There is other relevant legislation. The Police Complaints Authority (the PCA) is a statutory body, which deals with citizens' complaints against the police. This body also has powers to investigate and monitor police activities within defined boundaries.
The obvious constitutional hurdle is this: If soldiers are to have police powers could they be validly given those powers without any reference to the checks and balances on the Police Service and on the exercise of police powers? The Bill in its original form never crossed that hurdle. It was then first amended to stick in provisions intended to give the PCA jurisdiction over soldiers charged with police duties and to provide for passage by a special majority.
However the Bill remained deficient because control of the Defence Force resides in the Defence Council comprising Government Ministers in the majority. The Defence Force therefore is not insulated from the political Executive as is the Police Service.
It took a visit from representatives of the Police Association to wake the Government up to that reality and then to produce the promise of yet another amendment reportedly "to remove completely any authority of a minister or politician to direct soldiers when they are exercising police duties." Did the Government not know that the Constitution vested the complete power to manage the Police Service and the resources available to it in the Commissioner of Police?
In any event at the time of writing the Government is still insisting on a command role for the Chief of Defence Staff. This flies in the face of the constitutional provisions giving command of resources available to the police to the constitutionally insulated Commissioner of Police, when these soldier assistants are just such resources. With two commanders in police work the Government looking for cross thread.

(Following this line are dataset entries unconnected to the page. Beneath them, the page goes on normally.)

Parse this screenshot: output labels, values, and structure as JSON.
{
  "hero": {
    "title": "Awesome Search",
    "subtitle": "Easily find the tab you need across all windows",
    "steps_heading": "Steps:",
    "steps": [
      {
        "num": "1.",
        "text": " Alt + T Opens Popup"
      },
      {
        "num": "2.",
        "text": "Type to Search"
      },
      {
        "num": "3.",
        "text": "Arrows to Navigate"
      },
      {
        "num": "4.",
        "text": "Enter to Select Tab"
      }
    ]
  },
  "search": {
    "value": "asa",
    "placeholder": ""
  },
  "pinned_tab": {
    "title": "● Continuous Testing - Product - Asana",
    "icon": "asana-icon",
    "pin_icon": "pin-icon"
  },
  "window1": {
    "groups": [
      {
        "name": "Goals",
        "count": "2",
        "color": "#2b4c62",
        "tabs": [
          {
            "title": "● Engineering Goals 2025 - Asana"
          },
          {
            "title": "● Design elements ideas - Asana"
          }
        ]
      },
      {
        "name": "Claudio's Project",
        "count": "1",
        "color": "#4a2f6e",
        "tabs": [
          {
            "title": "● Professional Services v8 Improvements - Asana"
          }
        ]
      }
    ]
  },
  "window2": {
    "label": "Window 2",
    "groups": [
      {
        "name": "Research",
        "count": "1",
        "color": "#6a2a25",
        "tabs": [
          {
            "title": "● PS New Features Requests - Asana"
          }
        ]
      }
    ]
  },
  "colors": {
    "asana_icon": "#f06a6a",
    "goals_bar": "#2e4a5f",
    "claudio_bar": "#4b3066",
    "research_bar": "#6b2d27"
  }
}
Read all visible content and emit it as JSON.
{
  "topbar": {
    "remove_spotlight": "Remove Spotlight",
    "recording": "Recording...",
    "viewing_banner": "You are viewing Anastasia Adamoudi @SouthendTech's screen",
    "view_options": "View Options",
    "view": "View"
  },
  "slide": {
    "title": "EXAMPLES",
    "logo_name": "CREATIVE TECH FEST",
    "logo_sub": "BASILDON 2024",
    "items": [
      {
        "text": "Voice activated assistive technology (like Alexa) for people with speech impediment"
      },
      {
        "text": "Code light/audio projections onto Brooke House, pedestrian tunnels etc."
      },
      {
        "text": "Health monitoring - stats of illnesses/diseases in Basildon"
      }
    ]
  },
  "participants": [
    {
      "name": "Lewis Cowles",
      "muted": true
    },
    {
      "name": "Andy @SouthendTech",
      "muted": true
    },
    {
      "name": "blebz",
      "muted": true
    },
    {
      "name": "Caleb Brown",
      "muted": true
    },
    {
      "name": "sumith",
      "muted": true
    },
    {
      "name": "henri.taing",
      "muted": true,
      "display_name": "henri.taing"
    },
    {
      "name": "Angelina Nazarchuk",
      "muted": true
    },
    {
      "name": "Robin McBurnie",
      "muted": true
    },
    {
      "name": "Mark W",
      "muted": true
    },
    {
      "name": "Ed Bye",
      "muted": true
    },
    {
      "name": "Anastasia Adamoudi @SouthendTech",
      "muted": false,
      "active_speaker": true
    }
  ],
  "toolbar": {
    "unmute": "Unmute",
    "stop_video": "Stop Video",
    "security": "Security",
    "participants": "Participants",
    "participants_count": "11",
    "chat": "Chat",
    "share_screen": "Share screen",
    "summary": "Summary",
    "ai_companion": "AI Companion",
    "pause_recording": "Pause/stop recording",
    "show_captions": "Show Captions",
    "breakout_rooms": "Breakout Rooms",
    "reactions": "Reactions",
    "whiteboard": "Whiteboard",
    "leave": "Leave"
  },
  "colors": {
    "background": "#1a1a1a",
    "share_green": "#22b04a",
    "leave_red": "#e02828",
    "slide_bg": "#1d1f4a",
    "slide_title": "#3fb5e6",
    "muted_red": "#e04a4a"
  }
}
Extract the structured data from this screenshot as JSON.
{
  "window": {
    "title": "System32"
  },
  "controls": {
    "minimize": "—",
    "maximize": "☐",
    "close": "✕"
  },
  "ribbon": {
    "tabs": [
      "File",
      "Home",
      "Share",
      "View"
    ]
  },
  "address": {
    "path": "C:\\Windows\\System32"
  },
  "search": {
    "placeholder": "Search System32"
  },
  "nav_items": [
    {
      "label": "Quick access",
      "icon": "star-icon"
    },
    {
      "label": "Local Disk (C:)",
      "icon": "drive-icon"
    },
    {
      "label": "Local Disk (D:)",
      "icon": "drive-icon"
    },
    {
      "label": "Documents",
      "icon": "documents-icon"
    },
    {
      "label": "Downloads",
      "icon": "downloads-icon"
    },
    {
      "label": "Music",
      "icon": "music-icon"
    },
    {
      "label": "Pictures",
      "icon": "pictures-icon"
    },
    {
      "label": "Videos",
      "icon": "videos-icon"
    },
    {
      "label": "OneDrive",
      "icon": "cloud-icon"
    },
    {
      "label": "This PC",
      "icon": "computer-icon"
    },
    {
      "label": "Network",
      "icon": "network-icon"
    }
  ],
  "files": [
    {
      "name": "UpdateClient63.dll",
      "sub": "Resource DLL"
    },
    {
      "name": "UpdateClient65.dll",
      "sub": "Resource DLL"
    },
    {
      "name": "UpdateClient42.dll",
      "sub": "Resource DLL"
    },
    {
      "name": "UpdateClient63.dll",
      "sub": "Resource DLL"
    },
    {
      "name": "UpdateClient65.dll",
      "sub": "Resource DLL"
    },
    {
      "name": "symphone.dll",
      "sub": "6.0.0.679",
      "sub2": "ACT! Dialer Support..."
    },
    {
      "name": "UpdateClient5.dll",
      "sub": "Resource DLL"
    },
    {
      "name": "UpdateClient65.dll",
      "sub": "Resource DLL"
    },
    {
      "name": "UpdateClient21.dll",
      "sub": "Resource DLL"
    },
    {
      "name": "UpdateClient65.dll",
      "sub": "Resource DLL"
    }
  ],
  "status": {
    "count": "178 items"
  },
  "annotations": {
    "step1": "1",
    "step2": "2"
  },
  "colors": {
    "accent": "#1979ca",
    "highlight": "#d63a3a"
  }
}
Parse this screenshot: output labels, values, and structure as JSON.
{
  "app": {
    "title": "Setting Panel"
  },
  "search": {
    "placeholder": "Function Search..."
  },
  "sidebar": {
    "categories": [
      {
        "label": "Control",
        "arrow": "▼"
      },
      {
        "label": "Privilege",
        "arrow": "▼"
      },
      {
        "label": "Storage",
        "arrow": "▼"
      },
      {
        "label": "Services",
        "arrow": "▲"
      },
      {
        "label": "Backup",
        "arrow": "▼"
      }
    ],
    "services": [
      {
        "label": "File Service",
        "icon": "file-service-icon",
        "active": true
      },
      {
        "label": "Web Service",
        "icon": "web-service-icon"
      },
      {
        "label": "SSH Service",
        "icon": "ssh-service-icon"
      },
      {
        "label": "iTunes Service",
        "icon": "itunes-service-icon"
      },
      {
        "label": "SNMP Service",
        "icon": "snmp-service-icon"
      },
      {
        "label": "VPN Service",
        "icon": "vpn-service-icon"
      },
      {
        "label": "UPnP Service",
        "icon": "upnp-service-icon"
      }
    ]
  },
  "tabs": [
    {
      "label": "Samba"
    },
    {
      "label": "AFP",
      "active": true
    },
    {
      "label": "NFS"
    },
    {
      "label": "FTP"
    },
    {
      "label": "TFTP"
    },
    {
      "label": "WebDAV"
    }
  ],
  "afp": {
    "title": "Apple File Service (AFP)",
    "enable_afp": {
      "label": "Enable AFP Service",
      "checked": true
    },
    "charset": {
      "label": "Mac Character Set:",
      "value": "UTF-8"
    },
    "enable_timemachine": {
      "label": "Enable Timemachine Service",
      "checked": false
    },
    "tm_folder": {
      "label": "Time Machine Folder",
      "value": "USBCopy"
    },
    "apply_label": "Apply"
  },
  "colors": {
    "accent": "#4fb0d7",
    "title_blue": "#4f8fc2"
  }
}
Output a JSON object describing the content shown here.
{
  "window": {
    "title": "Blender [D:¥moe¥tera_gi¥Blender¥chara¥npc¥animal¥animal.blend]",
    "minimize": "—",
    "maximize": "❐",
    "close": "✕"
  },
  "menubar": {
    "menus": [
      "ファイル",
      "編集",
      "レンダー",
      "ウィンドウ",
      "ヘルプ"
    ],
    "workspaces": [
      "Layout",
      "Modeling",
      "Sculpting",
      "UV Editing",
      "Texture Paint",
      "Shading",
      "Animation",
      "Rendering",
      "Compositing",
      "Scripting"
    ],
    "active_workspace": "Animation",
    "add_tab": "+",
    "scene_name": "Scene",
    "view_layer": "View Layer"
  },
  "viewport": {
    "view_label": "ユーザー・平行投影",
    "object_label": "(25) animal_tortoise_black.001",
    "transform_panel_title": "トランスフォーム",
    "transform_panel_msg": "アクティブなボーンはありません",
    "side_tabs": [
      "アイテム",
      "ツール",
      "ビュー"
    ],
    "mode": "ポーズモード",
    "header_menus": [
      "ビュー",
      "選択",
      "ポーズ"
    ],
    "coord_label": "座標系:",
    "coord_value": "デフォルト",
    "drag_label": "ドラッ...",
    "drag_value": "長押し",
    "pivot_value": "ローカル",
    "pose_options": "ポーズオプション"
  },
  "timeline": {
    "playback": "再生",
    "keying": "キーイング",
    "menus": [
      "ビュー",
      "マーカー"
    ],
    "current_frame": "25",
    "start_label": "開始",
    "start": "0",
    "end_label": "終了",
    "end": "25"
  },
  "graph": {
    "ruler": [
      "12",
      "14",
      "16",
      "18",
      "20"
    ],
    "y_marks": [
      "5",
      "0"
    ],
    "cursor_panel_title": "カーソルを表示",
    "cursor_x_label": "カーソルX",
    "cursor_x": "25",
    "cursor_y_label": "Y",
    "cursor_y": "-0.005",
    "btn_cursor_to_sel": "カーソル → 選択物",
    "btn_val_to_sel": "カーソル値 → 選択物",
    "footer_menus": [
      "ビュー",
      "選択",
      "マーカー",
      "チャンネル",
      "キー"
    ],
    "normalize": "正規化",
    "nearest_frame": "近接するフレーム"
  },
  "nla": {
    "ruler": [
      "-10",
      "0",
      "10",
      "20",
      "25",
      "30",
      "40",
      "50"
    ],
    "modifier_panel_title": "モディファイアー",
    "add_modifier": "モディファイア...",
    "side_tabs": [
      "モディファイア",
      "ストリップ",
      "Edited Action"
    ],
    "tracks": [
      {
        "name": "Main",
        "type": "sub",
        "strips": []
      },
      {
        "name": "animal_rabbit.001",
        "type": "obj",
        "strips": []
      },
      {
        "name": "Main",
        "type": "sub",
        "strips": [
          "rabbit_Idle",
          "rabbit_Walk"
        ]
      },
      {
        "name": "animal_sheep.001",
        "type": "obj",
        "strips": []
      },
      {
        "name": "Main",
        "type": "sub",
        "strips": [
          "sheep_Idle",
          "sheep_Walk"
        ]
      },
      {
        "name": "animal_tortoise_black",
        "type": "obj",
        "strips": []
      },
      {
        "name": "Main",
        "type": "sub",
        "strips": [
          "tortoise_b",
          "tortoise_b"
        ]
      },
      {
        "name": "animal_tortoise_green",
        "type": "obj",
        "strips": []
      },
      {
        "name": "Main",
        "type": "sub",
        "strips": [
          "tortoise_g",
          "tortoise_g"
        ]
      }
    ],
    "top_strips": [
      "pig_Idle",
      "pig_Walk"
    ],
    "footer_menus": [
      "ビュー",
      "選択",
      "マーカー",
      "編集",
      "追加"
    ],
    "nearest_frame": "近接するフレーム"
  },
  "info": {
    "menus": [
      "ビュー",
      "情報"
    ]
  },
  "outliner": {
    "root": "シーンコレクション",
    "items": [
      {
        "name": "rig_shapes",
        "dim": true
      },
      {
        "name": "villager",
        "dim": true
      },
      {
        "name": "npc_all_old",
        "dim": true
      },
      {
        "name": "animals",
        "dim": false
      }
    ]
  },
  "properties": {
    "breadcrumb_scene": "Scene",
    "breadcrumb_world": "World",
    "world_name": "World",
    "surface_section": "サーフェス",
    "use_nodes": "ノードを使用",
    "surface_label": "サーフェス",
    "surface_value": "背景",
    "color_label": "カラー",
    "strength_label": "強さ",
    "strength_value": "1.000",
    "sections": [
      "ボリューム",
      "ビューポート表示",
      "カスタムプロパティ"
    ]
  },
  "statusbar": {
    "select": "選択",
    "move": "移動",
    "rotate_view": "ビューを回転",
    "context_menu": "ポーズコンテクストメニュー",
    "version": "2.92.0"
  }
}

Has nothing been learned from the Section 34 fiasco about the duty of care which should infuse the legislative process. All our Governments, for several decades, have lacked an organized legislative programme and rush through important legislation. That is the reason why at the ceremonial opening of each Parliamentary session there is no statement of legislative intent. The President of the Republic fills in with general remarks.
Few accept that the amending and re-amending of this Bill is a demonstration of Government's willingness to listen to complaints about proposed legislation. That forced process illustrates that the Bill was less than half-baked. It was raw and inedible and still is in many parts. Why was it served up to the House of Representatives in that state? Will the Senate eat macafourchette?